Nonetheless, I'm not familiar with category theory at all and I'm looking for a purely order-theoretic definition of frame.
EDIT:
There is a similar question about frame. If I understand correctly, a frame is merely a complete lattice satisfying the infinite distributive law (if we don't consider morphism) ?
[1] Johnstone, Peter T., Stone spaces, Cambridge Studies in Advanced Mathematics, 3. Cambridge etc.: Cambridge University Press. XXI, 370 p. (1986). ZBL0586.54001.
There's a subtle difference between what I'll call primary structure and secondary structure. By "primary structure" I mean those properties explicitly given in the definition, while by "secondary structure" I mean those further properties which we can derive from the primary structure.
Some of the time this isn't an important distinction - e.g. in (classical) model theory for the most part - but other times it's quite important. Most obviously, it impacts the relevant notions of substructure and homomorphism:
For $A$ to be a subframe of $B$, we need that $(i)$ $A$ has all joins and finite meets and $(ii)$ those agree with those in $B$. But we can have a subframe $A$ of $B$ and an infinite set $X\subseteq A$ such that the greatest lower bound of $X$ in the sense of $A$ is strictly below the greatest lower bound of $X$ in the sense of $B$: agreement on the level of the "secondary" structure isn't part of the definition of substructure.

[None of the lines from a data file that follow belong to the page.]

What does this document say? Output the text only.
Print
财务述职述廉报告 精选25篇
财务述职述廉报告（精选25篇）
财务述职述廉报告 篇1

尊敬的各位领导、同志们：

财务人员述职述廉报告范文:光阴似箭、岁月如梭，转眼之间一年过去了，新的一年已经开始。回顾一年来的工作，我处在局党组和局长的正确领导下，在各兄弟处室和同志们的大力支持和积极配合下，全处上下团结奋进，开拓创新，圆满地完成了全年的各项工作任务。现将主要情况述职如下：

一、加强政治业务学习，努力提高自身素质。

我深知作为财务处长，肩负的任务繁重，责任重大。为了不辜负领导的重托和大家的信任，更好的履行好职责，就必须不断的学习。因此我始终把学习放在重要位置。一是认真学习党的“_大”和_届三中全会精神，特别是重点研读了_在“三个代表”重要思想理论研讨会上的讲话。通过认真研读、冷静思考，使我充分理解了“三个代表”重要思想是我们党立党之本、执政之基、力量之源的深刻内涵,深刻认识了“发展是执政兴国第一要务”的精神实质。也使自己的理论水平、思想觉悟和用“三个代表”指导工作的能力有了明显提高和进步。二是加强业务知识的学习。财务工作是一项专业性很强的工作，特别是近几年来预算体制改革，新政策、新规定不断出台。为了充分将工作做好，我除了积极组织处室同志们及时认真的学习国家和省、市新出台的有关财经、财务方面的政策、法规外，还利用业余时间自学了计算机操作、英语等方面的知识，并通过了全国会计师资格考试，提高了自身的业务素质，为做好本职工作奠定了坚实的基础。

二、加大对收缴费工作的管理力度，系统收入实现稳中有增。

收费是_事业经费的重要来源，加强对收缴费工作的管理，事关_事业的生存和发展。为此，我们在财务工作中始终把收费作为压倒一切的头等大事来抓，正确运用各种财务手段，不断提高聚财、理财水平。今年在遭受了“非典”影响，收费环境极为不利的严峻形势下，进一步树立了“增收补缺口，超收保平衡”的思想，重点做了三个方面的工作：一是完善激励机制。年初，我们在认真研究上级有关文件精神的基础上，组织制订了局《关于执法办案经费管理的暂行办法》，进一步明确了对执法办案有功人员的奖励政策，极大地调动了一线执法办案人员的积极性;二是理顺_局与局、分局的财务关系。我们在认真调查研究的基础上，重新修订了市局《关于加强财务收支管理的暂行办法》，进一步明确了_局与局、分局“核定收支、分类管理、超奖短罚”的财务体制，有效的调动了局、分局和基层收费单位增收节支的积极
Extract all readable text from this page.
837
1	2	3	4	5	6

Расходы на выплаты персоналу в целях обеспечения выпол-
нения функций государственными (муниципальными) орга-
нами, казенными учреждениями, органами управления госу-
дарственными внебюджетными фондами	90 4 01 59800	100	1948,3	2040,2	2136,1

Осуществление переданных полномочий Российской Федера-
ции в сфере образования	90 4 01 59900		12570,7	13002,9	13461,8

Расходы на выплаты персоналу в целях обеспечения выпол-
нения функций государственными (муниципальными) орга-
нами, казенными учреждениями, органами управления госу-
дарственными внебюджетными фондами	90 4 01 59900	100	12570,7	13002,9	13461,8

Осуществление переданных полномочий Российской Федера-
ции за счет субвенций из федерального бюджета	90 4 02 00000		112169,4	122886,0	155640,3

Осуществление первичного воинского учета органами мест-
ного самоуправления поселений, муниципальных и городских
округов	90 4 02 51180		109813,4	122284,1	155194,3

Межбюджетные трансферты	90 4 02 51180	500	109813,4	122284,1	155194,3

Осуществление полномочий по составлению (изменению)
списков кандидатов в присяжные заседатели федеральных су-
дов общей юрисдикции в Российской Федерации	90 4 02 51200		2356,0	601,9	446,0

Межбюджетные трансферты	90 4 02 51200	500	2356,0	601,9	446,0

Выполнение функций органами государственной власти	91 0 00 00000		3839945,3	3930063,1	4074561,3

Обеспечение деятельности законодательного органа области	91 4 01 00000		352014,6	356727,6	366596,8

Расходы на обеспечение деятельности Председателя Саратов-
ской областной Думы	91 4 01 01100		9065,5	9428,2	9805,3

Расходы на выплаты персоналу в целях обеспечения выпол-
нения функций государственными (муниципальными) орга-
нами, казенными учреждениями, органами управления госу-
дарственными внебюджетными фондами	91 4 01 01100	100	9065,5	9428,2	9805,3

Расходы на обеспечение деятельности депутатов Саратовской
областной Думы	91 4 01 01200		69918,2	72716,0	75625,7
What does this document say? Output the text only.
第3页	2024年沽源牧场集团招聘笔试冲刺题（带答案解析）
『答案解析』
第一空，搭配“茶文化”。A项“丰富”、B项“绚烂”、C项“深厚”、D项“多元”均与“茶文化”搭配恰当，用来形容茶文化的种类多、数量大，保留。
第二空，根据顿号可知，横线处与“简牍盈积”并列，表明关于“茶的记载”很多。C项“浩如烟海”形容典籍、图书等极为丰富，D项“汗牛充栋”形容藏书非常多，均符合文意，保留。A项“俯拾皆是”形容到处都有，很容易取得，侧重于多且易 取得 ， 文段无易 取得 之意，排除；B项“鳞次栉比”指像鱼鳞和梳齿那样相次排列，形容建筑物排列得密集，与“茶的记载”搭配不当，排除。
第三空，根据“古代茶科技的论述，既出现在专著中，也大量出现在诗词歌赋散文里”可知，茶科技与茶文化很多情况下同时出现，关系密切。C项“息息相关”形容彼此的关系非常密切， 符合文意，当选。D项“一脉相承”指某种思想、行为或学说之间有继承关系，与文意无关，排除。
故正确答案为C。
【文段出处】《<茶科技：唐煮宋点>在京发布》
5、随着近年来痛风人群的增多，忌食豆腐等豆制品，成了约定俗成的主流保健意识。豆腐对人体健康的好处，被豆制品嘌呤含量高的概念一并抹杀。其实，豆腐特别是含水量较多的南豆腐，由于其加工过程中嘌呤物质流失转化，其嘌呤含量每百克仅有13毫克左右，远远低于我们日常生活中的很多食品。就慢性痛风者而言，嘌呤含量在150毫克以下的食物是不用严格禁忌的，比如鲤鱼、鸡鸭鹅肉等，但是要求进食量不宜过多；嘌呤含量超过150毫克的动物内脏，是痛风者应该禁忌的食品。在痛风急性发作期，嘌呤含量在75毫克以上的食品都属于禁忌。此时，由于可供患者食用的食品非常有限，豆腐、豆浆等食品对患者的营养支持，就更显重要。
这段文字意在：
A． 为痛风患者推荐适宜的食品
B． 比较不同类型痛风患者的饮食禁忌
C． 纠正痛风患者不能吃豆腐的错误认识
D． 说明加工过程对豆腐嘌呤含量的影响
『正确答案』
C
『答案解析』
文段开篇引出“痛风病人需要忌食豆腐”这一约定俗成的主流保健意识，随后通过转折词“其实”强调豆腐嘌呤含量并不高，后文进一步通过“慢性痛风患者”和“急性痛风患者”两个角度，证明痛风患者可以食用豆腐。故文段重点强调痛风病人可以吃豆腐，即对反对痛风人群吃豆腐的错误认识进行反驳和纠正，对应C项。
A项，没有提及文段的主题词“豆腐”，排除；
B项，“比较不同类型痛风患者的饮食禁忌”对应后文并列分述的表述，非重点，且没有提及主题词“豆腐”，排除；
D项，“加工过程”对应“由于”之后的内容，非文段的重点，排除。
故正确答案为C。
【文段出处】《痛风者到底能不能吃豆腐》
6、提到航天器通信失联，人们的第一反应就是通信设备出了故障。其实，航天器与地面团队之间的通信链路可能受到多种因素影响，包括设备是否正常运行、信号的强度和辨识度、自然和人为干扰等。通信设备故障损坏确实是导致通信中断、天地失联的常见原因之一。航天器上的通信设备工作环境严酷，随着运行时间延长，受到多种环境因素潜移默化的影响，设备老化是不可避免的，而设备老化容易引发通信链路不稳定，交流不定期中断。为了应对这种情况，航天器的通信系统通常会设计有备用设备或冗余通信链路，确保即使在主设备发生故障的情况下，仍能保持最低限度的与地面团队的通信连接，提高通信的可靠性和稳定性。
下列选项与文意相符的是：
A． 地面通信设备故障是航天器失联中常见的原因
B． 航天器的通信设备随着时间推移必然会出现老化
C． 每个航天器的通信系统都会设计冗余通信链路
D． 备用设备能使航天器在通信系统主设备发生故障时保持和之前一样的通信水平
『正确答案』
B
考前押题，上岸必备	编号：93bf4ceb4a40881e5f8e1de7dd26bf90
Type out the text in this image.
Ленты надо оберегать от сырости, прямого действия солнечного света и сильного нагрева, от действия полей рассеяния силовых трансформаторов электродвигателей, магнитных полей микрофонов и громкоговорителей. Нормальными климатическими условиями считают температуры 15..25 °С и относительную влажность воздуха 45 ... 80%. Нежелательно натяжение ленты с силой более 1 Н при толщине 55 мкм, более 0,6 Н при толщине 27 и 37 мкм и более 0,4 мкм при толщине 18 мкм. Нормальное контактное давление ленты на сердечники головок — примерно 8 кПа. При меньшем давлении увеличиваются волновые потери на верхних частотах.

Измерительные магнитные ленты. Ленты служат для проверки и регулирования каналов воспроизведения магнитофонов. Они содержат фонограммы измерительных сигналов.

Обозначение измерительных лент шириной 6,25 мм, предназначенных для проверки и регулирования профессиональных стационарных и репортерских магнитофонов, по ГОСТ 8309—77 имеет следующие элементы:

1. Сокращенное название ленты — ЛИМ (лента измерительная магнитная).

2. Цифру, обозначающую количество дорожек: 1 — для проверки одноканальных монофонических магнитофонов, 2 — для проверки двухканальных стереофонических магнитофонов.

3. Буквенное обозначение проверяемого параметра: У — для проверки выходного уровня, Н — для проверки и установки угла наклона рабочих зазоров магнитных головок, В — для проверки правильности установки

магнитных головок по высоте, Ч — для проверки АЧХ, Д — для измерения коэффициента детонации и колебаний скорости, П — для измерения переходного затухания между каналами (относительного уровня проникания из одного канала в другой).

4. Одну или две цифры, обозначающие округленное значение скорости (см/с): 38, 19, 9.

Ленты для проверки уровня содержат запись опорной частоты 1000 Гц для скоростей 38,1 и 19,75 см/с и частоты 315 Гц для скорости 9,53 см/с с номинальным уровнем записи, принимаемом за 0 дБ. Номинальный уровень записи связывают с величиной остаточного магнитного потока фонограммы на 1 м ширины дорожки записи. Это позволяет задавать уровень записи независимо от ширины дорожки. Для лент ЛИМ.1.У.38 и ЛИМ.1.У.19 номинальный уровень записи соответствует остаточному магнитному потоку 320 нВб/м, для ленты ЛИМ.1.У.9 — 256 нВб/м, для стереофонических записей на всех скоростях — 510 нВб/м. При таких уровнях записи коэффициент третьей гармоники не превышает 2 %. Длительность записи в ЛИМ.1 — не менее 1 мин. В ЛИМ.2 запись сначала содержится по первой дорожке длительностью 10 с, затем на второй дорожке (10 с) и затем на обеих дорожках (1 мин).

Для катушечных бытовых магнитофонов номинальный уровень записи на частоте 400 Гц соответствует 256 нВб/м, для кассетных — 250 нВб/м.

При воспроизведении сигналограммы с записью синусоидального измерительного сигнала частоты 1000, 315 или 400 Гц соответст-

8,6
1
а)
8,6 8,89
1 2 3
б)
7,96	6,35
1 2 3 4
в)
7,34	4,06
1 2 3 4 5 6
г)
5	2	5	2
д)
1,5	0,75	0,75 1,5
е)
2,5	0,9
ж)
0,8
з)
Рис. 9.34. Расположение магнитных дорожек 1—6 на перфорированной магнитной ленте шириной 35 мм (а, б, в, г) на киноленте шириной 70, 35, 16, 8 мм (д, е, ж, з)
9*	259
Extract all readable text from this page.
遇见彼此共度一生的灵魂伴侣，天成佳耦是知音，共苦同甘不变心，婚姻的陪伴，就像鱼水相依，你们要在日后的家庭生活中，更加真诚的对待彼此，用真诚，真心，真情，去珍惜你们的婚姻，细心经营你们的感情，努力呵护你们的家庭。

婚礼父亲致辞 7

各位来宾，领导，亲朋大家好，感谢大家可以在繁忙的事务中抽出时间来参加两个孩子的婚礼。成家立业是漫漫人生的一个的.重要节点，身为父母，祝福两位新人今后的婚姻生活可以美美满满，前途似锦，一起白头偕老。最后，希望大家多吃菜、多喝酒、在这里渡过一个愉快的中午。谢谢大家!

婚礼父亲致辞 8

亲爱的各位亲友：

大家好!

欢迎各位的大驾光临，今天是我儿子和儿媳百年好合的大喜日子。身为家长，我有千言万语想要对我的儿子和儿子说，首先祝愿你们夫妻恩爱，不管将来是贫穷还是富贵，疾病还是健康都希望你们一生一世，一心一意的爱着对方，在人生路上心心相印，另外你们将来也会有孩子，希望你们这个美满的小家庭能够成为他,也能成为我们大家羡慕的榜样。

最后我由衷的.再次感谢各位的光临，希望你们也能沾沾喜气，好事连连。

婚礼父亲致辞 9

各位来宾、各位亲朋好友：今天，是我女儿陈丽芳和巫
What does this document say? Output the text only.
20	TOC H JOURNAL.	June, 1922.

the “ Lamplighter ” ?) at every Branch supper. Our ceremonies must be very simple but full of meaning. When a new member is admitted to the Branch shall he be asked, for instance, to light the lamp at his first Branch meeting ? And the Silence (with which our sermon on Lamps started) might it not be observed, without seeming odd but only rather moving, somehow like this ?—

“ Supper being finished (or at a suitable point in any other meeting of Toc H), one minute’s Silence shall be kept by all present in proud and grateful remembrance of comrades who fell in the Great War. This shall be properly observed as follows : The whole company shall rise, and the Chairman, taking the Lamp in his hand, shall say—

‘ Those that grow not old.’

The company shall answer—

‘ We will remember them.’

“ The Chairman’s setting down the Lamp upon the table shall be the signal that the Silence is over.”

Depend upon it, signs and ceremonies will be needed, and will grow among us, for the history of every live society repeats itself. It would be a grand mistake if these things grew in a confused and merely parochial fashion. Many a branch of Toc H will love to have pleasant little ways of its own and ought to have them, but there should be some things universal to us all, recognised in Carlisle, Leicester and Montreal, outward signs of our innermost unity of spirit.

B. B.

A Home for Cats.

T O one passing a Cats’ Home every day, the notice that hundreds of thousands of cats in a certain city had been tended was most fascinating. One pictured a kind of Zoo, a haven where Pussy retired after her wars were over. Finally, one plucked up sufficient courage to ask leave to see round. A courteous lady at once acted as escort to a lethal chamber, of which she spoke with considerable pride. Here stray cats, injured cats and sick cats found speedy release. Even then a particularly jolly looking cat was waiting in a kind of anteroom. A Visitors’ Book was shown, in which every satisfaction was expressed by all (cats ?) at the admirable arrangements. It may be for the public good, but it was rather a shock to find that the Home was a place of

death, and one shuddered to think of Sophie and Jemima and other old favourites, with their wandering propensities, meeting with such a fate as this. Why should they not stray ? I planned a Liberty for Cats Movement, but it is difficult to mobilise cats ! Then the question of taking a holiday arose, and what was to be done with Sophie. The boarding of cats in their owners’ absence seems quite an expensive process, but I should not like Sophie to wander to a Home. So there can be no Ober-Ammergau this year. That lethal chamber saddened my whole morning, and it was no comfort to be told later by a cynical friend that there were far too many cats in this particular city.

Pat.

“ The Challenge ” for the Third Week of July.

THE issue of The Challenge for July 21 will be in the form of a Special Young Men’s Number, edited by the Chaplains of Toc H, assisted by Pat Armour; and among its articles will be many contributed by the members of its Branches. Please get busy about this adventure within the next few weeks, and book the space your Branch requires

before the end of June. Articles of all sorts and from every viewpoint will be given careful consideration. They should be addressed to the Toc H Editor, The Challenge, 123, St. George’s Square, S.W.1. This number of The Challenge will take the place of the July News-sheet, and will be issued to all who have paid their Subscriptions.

Similarly, a homomorphism of frames needs to preserve finite meets and all joins, but does not need to preserve infinite meets: we can have a frame homomorphism $f:A\rightarrow B$ and an infinite $X\subseteq A$ with greatest lower bound $a$ in the sense of $A$ such that the greatest lower bound of $f[X]$ in the sense of $B$ is strictly above $f(a)$.
(This is of course redundant since subframes are examples of frame homomorphisms, but it still "feels" right to me to list them both; dunno why.)
Note that this issue appears, not at the level of the individual structures, but "one level higher" when we talk about how the relevant structures interact.